After sorting the portfolios on March 31st, represented by time t, of every year we find the monthly returns for the next 12 months, represented by \(t+1\), \(t+2\),…, \(t+12\), by deploying a buy – and – hold strategy for a month, thus rebalancing monthly. Returns are calculated using the formula below

\[r_t = \frac{P_{t}}{P_{t-1}} - 1\]

where

\[ \begin{align}\begin{aligned}P_{t} = \text{Adj Closing Prices at time t}\\P_{t-1} = \text{Adj Closing Prices at time t-1}\end{aligned}\end{align} \]

ProwessDx provides unadjusted closing prices along with adjusting factors.
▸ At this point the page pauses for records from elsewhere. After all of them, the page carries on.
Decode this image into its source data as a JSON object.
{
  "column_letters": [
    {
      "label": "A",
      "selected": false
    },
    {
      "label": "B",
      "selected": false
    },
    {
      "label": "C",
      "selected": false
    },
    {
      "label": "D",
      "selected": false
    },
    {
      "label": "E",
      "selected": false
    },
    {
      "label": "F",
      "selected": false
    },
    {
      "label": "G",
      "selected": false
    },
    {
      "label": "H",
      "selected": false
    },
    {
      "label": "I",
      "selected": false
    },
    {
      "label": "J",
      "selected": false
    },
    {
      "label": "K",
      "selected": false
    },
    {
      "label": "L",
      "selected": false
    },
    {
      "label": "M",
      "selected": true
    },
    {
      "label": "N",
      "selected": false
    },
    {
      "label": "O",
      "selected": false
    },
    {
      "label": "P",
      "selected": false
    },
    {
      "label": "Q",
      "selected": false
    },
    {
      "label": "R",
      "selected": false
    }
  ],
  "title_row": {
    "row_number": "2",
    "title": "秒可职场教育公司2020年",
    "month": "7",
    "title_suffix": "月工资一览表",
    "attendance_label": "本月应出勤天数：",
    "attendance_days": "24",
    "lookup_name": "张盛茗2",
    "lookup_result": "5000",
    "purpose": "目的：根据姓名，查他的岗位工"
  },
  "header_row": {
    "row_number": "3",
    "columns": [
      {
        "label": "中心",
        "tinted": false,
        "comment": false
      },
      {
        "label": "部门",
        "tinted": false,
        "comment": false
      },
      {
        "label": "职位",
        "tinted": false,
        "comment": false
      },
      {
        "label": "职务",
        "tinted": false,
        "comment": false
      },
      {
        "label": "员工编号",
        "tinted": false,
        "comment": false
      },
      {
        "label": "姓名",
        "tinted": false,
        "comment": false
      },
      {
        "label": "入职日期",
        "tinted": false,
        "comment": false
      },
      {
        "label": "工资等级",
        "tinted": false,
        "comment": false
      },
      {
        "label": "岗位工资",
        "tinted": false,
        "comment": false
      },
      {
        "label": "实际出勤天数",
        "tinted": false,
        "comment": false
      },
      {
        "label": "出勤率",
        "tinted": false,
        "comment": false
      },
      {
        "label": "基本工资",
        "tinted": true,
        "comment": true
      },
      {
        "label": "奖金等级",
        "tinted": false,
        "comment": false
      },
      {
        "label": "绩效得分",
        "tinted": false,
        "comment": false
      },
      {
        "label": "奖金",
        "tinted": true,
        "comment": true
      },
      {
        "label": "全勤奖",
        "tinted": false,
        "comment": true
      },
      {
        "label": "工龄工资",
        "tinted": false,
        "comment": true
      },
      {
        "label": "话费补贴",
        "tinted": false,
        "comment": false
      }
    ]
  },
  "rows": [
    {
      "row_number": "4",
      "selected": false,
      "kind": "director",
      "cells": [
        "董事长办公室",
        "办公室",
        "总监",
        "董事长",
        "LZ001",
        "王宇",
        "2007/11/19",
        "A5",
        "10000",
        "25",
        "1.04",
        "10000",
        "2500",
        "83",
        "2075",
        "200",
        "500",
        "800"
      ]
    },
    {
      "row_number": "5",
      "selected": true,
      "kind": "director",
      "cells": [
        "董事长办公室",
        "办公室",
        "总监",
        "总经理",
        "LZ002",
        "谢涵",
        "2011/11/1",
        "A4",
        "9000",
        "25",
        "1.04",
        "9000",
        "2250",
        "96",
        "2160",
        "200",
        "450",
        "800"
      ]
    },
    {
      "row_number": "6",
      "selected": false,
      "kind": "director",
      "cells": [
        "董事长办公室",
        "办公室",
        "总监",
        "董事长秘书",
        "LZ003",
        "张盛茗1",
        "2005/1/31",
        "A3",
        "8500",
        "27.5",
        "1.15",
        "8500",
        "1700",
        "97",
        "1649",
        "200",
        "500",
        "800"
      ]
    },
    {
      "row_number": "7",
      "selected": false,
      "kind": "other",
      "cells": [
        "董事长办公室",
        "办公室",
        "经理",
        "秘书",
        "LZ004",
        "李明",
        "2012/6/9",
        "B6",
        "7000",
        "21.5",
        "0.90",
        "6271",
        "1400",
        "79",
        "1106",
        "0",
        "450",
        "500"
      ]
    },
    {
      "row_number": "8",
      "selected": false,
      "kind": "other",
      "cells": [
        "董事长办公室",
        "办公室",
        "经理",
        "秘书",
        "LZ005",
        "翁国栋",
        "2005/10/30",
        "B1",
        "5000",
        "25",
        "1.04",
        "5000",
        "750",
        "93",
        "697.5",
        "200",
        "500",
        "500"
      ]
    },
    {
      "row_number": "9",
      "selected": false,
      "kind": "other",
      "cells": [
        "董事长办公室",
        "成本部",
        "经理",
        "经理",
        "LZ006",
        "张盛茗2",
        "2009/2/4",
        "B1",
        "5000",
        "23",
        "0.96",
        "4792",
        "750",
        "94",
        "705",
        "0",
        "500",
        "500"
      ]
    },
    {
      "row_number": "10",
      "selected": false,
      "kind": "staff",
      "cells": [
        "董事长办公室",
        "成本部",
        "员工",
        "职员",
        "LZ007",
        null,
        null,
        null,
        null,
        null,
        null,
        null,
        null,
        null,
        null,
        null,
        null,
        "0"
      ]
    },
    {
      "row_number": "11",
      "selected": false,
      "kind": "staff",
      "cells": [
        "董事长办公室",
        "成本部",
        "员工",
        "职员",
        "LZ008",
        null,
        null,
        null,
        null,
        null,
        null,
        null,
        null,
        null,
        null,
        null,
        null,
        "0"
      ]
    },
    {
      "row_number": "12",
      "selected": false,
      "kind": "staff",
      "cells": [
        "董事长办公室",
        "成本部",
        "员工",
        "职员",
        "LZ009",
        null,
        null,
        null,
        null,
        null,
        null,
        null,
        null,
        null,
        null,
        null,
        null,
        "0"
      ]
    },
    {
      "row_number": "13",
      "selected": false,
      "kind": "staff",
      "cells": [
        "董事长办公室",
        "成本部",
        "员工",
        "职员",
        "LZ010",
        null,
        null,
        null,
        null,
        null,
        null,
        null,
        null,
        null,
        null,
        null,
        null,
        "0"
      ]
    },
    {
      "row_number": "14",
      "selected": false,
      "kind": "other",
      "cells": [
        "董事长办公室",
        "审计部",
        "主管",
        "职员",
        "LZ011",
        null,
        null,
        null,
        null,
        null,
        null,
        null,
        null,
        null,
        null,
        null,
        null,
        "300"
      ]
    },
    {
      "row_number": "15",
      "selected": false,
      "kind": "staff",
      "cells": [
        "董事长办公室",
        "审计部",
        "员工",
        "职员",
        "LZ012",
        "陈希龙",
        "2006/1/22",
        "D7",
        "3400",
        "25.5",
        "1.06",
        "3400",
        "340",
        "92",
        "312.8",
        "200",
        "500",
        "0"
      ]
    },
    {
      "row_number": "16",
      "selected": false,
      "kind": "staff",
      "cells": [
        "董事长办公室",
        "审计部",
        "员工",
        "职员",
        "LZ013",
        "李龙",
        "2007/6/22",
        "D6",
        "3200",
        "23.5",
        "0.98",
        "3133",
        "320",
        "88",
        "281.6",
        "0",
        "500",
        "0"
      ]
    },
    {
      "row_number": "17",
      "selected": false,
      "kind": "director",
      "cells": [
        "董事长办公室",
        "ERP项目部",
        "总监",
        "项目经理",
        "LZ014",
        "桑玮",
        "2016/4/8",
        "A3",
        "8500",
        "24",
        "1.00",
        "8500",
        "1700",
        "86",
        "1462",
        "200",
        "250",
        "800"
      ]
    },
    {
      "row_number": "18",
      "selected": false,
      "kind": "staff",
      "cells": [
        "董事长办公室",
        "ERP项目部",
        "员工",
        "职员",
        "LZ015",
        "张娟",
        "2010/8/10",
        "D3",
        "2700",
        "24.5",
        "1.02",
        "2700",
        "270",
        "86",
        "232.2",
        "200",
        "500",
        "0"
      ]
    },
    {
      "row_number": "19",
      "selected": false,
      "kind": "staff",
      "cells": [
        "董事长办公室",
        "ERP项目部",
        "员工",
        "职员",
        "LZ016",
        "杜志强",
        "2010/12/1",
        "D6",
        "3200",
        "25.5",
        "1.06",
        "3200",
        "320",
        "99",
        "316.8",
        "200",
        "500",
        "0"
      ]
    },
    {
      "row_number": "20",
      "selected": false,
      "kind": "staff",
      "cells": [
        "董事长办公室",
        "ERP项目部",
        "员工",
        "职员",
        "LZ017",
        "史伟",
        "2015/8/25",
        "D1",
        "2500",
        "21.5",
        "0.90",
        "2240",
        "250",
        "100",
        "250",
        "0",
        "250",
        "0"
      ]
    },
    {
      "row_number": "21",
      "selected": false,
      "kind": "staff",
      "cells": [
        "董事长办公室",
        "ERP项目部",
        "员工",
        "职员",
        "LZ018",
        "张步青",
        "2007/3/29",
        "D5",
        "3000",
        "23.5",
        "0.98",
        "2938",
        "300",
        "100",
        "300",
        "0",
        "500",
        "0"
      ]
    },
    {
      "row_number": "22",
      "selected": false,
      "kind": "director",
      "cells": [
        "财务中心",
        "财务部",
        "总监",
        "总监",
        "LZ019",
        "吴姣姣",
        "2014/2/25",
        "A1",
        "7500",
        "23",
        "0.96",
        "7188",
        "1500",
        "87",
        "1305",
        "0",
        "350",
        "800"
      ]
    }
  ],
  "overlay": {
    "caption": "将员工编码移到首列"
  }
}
Here, adjusting factors is a multiple that is used to adjust the unadjusted prices for dividends and stock splits. The \(R_{m} - R_{f}\) is the Value Weighted Nifty50 Index universe minus 91 – day T-Bill rate provided by the Reserve Bank of India (RBI). This factor is represented by Market Risk Premium (MRP).

The descriptive statistics of cumulative returns for Fama-French factors as well as long only factor portfolios are provided in the Appendix.

Footnotes

1

Jegadeesh, N. and Titman, S. (1993), Returns to buying winners and selling losers: Implications for stock market efficiency, The Journal of Finance 48(1), 65–91.

2

Asness, Clifford S., 1994, Variables that explain stock returns, Ph.D. Dissertation, University of Chicago.